Medical education was simply another undergraduate course when Ahn was an undergraduate student, he said, explaining that Japan introduced medical education system in Korea, benchmarking Germany’s specialist system.

“The country was so poor that no one thought about how to create good doctors. When Korea first introduced the medical school system, nobody knew how to write medical school objectives well, and the curriculum was not defined well because nobody had the capacity,” he said.

“We thought that all we needed was research skill or clinical service skill. But running a medical school is different,” Ahn explained. Korea’s medical education took off when the law for examinations for specialists passed the National Assembly in 1951 when the country was on the verge of collapse due to the devastating fratricidal war.

“Now, we are one of the best countries that provide state-of-the-art technology, but good generalism in medicine is lacking,” he said, noting that Korea needs a more systematic structure of producing specialists.

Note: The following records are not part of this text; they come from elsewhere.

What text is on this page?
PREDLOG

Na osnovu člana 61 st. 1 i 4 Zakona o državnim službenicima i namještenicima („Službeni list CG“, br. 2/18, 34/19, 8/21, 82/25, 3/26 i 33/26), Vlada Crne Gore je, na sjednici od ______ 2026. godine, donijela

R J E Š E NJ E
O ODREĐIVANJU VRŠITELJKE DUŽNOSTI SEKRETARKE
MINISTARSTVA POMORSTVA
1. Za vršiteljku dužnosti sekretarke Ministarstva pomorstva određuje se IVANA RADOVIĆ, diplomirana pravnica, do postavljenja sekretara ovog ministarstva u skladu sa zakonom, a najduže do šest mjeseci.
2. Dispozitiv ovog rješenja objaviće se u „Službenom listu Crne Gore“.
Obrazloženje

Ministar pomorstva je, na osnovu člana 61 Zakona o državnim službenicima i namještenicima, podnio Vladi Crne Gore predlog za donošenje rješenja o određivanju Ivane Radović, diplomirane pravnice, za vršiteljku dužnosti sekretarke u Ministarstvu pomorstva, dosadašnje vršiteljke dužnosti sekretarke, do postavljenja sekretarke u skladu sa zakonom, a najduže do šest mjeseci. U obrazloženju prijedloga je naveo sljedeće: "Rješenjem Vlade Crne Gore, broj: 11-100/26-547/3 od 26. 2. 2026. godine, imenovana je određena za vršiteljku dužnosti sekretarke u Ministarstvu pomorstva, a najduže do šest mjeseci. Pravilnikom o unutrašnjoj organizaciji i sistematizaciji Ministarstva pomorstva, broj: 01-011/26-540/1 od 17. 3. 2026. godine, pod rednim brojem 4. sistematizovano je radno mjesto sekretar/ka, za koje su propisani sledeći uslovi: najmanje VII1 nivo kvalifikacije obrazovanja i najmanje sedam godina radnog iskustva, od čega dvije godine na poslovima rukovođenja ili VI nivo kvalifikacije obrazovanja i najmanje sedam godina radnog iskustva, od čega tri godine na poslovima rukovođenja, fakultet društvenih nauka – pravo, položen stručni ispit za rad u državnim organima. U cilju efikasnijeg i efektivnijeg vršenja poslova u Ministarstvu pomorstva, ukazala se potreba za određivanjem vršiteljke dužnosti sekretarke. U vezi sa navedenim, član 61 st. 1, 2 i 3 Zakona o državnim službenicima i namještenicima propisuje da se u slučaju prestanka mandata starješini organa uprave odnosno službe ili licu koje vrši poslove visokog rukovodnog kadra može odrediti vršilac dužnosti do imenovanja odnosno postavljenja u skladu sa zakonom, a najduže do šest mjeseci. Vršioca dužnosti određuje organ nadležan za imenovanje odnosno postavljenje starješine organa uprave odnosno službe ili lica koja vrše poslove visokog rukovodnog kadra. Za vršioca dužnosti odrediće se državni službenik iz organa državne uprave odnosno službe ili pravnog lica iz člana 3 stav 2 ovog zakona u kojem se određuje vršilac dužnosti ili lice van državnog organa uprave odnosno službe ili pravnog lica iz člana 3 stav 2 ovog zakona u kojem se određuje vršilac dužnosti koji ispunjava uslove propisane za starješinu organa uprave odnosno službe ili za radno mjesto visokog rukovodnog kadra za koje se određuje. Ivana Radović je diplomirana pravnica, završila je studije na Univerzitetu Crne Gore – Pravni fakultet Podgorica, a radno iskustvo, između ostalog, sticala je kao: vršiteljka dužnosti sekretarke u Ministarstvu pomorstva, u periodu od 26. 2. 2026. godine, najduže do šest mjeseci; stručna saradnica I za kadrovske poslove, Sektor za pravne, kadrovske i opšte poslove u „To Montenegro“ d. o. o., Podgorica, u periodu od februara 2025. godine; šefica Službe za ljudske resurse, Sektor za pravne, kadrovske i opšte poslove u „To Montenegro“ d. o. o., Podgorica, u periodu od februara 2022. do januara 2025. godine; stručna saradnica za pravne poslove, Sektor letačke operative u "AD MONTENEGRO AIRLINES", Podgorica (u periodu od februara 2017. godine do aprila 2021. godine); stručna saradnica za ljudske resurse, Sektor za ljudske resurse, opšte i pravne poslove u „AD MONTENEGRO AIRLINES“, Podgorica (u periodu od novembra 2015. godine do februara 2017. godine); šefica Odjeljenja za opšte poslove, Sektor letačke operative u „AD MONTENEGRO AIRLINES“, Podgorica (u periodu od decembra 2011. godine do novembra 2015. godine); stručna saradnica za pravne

“Right now we’re producing content experts, not professionals. Professionals refer to those that have a profound knowledge of not only technology but the skill, attitude, ethics, and professionalism – a well-rounded person who has the longest academic years compared to any other professions,” he added.

Another problem has to do with the lack of generalists. “Again, the biggest problem is generalism - we don’t have it. Patients are satisfied with quick access to specialists, but there is a lot of waste wondering which hospital they should go to when they are sick in a copayment system where you pay, and the government helps,” he said.

Mainly, Ahn noted, Korea’s system does not have the concept of family doctors to whom the patient can go for general issues and are referred to the right specialist for more severe problems.

To create a sound system, Ahn emphasized the importance of both classroom lectures and work-based training.

“We have endless subjects in medicine such as anatomy, physiology, microbiology; you name it. Instead of those subjects, we are now increasingly focusing on the patient. Instead of having each subject, we approach it by thinking, ‘What is the patient’s complaint?’ Schools must provide ethics, social, communication training. And more should be given to resident training.”

Despite these problems, Korea’s medical education has advanced to the point where neighboring countries are interested in its medical education history as a war- trodden country that pulled together an accreditation system independently without any foreign experts.

Korean experts, such as Professor Ahn, are now lending their expertise to those in other developing countries, going on frequent trips to advance medical education around the world.